AgExpo 2009, VCE, soybeans in field

Soybeans are an important staple of Virginia agricultural exports and are among the top five crops exported to markets overseas. In the last agricultural census, soybeans were also the top revenue-generating crop with more than $300 million in sales.

The lucrative Virginia crop is sought out as far away as Japan, where fermented soybeans are eaten as a breakfast item called natto.

Hillary Mehl, assistant professor of plant pathology, physiology, and weed science, is working to keep Virginia a sustainable, soybean-producing powerhouse.

Mehl conducts research at Virginia Tech’s Tidewater Agricultural Research and Extension Center in Suffolk and works to better understand fungicides and their role in cultivating soybeans in the commonwealth.

“Part of our work at the AREC is looking at fungicide resistance in row crops, including soybeans,” said Mehl.

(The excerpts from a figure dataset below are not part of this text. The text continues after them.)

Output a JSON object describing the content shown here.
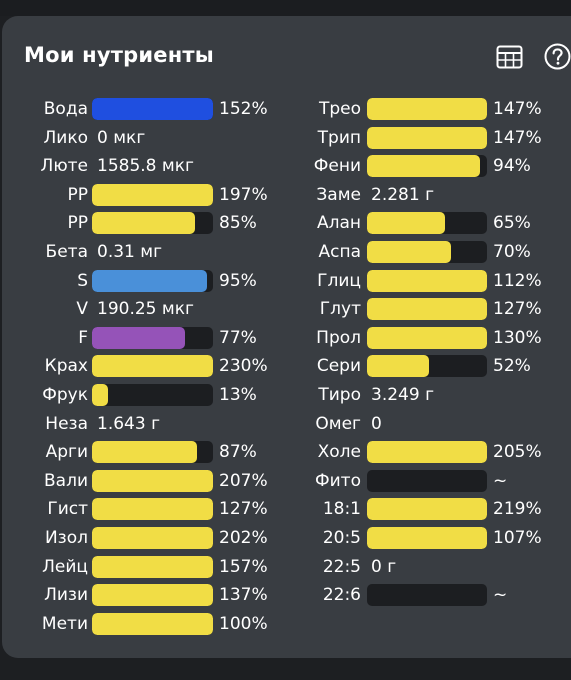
{
  "title": "Мои нутриенты",
  "icons": {
    "table": "table-grid-icon",
    "help": "help-circle-icon"
  },
  "colors": {
    "yellow": "#f1dd45",
    "blue": "#1f4fe0",
    "light_blue": "#4a90d9",
    "purple": "#9553b8",
    "track": "#1c1e21",
    "panel": "#393d42"
  },
  "left_column": [
    {
      "label": "Вода",
      "type": "bar",
      "percent": 152,
      "percent_text": "152%",
      "color": "blue"
    },
    {
      "label": "Лико",
      "type": "text",
      "value": "0 мкг"
    },
    {
      "label": "Люте",
      "type": "text",
      "value": "1585.8 мкг"
    },
    {
      "label": "PP",
      "type": "bar",
      "percent": 197,
      "percent_text": "197%",
      "color": "yellow"
    },
    {
      "label": "PP",
      "type": "bar",
      "percent": 85,
      "percent_text": "85%",
      "color": "yellow"
    },
    {
      "label": "Бета",
      "type": "text",
      "value": "0.31 мг"
    },
    {
      "label": "S",
      "type": "bar",
      "percent": 95,
      "percent_text": "95%",
      "color": "light_blue"
    },
    {
      "label": "V",
      "type": "text",
      "value": "190.25 мкг"
    },
    {
      "label": "F",
      "type": "bar",
      "percent": 77,
      "percent_text": "77%",
      "color": "purple"
    },
    {
      "label": "Крах",
      "type": "bar",
      "percent": 230,
      "percent_text": "230%",
      "color": "yellow"
    },
    {
      "label": "Фрук",
      "type": "bar",
      "percent": 13,
      "percent_text": "13%",
      "color": "yellow"
    },
    {
      "label": "Неза",
      "type": "text",
      "value": "1.643 г"
    },
    {
      "label": "Арги",
      "type": "bar",
      "percent": 87,
      "percent_text": "87%",
      "color": "yellow"
    },
    {
      "label": "Вали",
      "type": "bar",
      "percent": 207,
      "percent_text": "207%",
      "color": "yellow"
    },
    {
      "label": "Гист",
      "type": "bar",
      "percent": 127,
      "percent_text": "127%",
      "color": "yellow"
    },
    {
      "label": "Изол",
      "type": "bar",
      "percent": 202,
      "percent_text": "202%",
      "color": "yellow"
    },
    {
      "label": "Лейц",
      "type": "bar",
      "percent": 157,
      "percent_text": "157%",
      "color": "yellow"
    },
    {
      "label": "Лизи",
      "type": "bar",
      "percent": 137,
      "percent_text": "137%",
      "color": "yellow"
    },
    {
      "label": "Мети",
      "type": "bar",
      "percent": 100,
      "percent_text": "100%",
      "color": "yellow"
    }
  ],
  "right_column": [
    {
      "label": "Трео",
      "type": "bar",
      "percent": 147,
      "percent_text": "147%",
      "color": "yellow"
    },
    {
      "label": "Трип",
      "type": "bar",
      "percent": 147,
      "percent_text": "147%",
      "color": "yellow"
    },
    {
      "label": "Фени",
      "type": "bar",
      "percent": 94,
      "percent_text": "94%",
      "color": "yellow"
    },
    {
      "label": "Заме",
      "type": "text",
      "value": "2.281 г"
    },
    {
      "label": "Алан",
      "type": "bar",
      "percent": 65,
      "percent_text": "65%",
      "color": "yellow"
    },
    {
      "label": "Аспа",
      "type": "bar",
      "percent": 70,
      "percent_text": "70%",
      "color": "yellow"
    },
    {
      "label": "Глиц",
      "type": "bar",
      "percent": 112,
      "percent_text": "112%",
      "color": "yellow"
    },
    {
      "label": "Глут",
      "type": "bar",
      "percent": 127,
      "percent_text": "127%",
      "color": "yellow"
    },
    {
      "label": "Прол",
      "type": "bar",
      "percent": 130,
      "percent_text": "130%",
      "color": "yellow"
    },
    {
      "label": "Сери",
      "type": "bar",
      "percent": 52,
      "percent_text": "52%",
      "color": "yellow"
    },
    {
      "label": "Тиро",
      "type": "text",
      "value": "3.249 г"
    },
    {
      "label": "Омег",
      "type": "text",
      "value": "0"
    },
    {
      "label": "Холе",
      "type": "bar",
      "percent": 205,
      "percent_text": "205%",
      "color": "yellow"
    },
    {
      "label": "Фито",
      "type": "bar",
      "percent": 0,
      "percent_text": "~",
      "color": "yellow"
    },
    {
      "label": "18:1",
      "type": "bar",
      "percent": 219,
      "percent_text": "219%",
      "color": "yellow"
    },
    {
      "label": "20:5",
      "type": "bar",
      "percent": 107,
      "percent_text": "107%",
      "color": "yellow"
    },
    {
      "label": "22:5",
      "type": "text",
      "value": "0 г"
    },
    {
      "label": "22:6",
      "type": "bar",
      "percent": 0,
      "percent_text": "~",
      "color": "yellow"
    }
  ]
}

Recently she has been researching fungicide resistance of a disease that threatens soybeans, called frogeye leaf spot. The fungus creates brownish circular spots on leaves that can turn into large patches of blight.

She also collects weather-based information that allows her to determine the most optimal time for her constituents to apply fungicides.

“Ultimately this research will allow growers to forgo fungicide applications when they are not needed, which is good for the environment, and optimize application timings when they are needed to protect yield and farmer profits,” said Mehl.